Et pour Barry Baltus, qui est déjà en Grand Prix, ça
fait 2 ans que tu t’entraînes avec ?
“Une année, je dirais, peut-être pas 2
ans, mais une bonne année. C’est en janvier finalement qu’on on a
fait notre vrai entraînement ensemble.”
Qu’est-ce que tu lui donnes encore comme
conseil ?
“Barry, il a une super capacité de
rouler très vite. Quand il y a besoin, il l’a, l’instinct de
rouler très vite. Et après, il a un peu du mal à changer son style,
qui est ancré en lui, qui lui permet de faire de grandes choses,
mais qui ne permet pas d’être très constant, ou qui peut lui faire
manquer quand même de vitesse à un certain moment. Et ça, c’est dur
à changer, pour au moins aller vite dans une autre technique. Parce
que oui, voilà, il va vite mais pas assez longtemps, et on discute
de ça. Il est plus conscient qu’il y a un an, il le voit plus, et
surtout voilà, il avait super bien attaqué au Qatar, et après avoir
si bien attaqué au Qatar c’est dur d’avoir galéré toute l’année.

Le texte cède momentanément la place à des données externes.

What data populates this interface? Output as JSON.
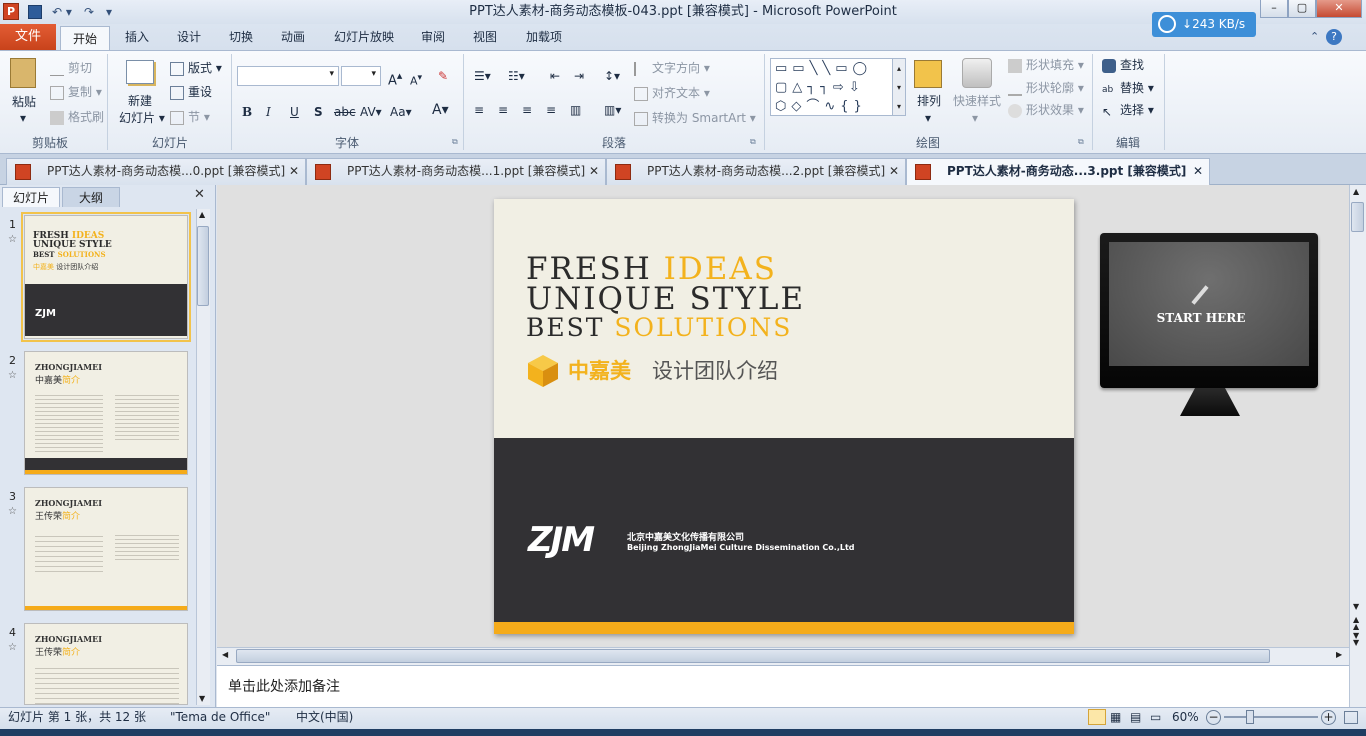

Une belle course en Australie, mais bon, on va dire que sur 20
courses, en avoir eu même pas 5 de bien, et bien ça fait
peu.
Mais là, il se redonne une nouvelle
chance avec le team Fantic. Le team Fantic lui met un cadre aussi,
un peu de directives, et ça je pense que comme il est plutôt jeune,
il aime bien avoir ce cadre et ça lui fait du
bien.
Mais là, en pilotage, oui, si, je peux lui donner ces 2 choses techniques, pas besoin de les expliquer, mais en roulant derrière je peux lui permettre de dire des choses et de voir d’une certaine manière. Là, ça passe, mais quand des fois un problème commence à arriver, et bien en fait sa technique amplifie le problème. Enfin, ça lui fait ressentir encore plus le problème. C’est ça, en fait, qui est difficile en Moto2, parce que les motos vont quand même très vite, et les pneus s’usent aussi, et c’est ça: changer le style pour pouvoir gérer au mieux, gagner en constance, en fait. C’est ça le truc.”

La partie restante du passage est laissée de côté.